Einführung des Freiwilligen Polizeidienstes in Wetzlar

Der Magistrat der Stadt Wetzlar hat auf Antrag der CDU-Fraktion die Einführung des Freiwilligen Polizeidienstes in Wetzlar geprüft. Bereits im Jahr 2018 hatte die CDU-Fraktion im Wetzlarer Stadtparlament diesen Antrag gestellt. Damals hatte sich der Magistrat dazu zunächst sehr zurückhaltend und die SPD-Fraktion sogar eher ablehnend geäußert. Es gäbe erhebliche verfassungsrechtliche Bedenken und man verlange vom Hessischen Innenministerium eine rechtliche Klarstellung. Dass diese bereits seit Jahren in Form des entsprechenden Freiwilligen-Polizeidienst-Gesetzes vorlag und dieses wiederum gerade kurz zuvor im Hessischen Landtag erneut verabschiedet worden war, wurde dabei geflissentlich ignoriert.
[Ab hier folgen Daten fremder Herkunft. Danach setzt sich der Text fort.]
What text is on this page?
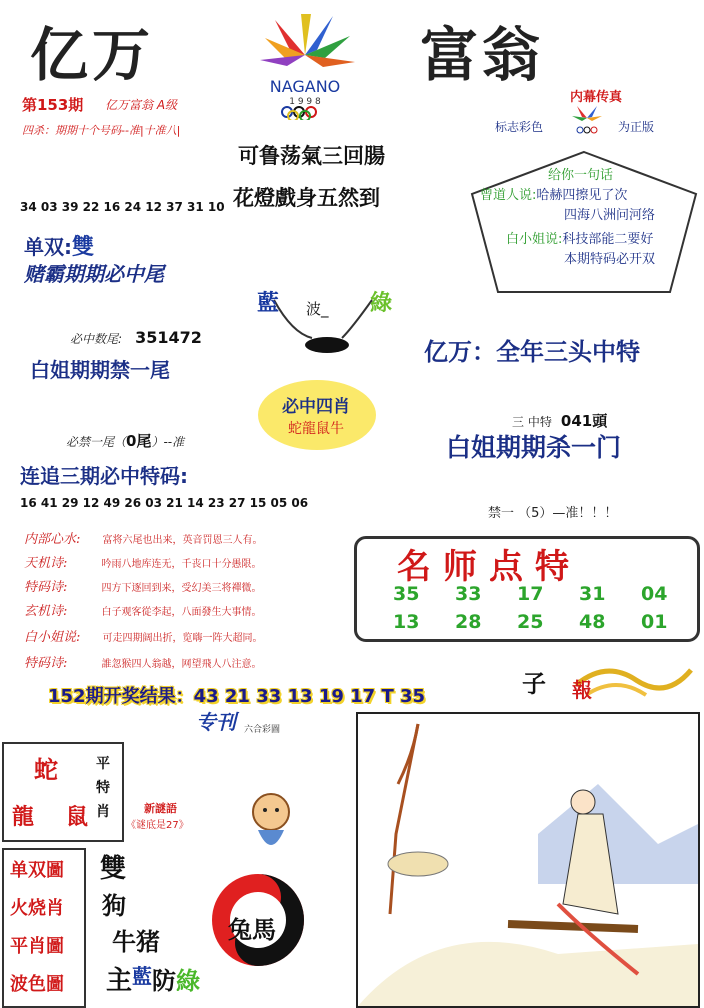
亿万	富翁
NAGANO
1 9 9 8
第153期 亿万富翁 A级
四杀：期期十个号码--准|十准八|
可鲁荡氣三回腸
花燈戲身五然到
内幕传真
标志彩色	为正版
给你一句话
曾道人说:哈赫四擦见了次
四海八洲问河络
白小姐说:科技部能二要好
本期特码必开双
34 03 39 22 16 24 12 37 31 10
单双:雙
赌霸期期必中尾
藍 波_ 綠
必中数尾: 351472
白姐期期禁一尾
亿万：全年三头中特
必中四肖
蛇龍鼠牛	三 中特 041頭
必禁一尾（0尾）--准	白姐期期杀一门
连追三期必中特码:
16 41 29 12 49 26 03 21 14 23 27 15 05 06
禁一 （5）—准！！！
内部心水: 富将六尾也出来，英音罚恩三人有。
天机诗:	吟雨八地库连无，千丧口十分愚限。
特码诗:	四方下逐回到来，受幻美三将禪微。
玄机诗:	白子观客從李起，八面發生大事情。
白小姐说: 可走四期阔出折，览嗨一阵大超同。
特码诗:	誰忽猴四人翁越，网望飛人八注意。
名师点特
35 33 17 31 04
13 28 25 48 01
152期开奖结果：43 21 33 13 19 17 T 35
专刊 六合彩圖
子 報
蛇
龍 鼠
平特肖	新謎語
《谜底是27》
单双圖
火烧肖
平肖圖
波色圖
雙
狗
牛猪	兔馬
主藍防綠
In der letzten Stadtverordnetensitzung musste erneut nach dem Sachstand zur Einführung des Freiwilligen Polizeidienstes nachgefragt werden, denn dieser wurde den Stadtverordneten seit geraumer Zeit nicht vorgelegt. Corona musste auch hierfür als Entschuldigung herhalten. Ordnungsdezernent Kratkey erklärte auf Nachfrage: Die Einführung des Freiwilligen Polizeidienstes werde unverändert im Rahmen des Sicherheitsprogrammes „KOMPASS“ weiterverfolgt. Der Entscheidungsvorschlag ist für das 1. Halbjahr zu erwarten. Hoffentlich!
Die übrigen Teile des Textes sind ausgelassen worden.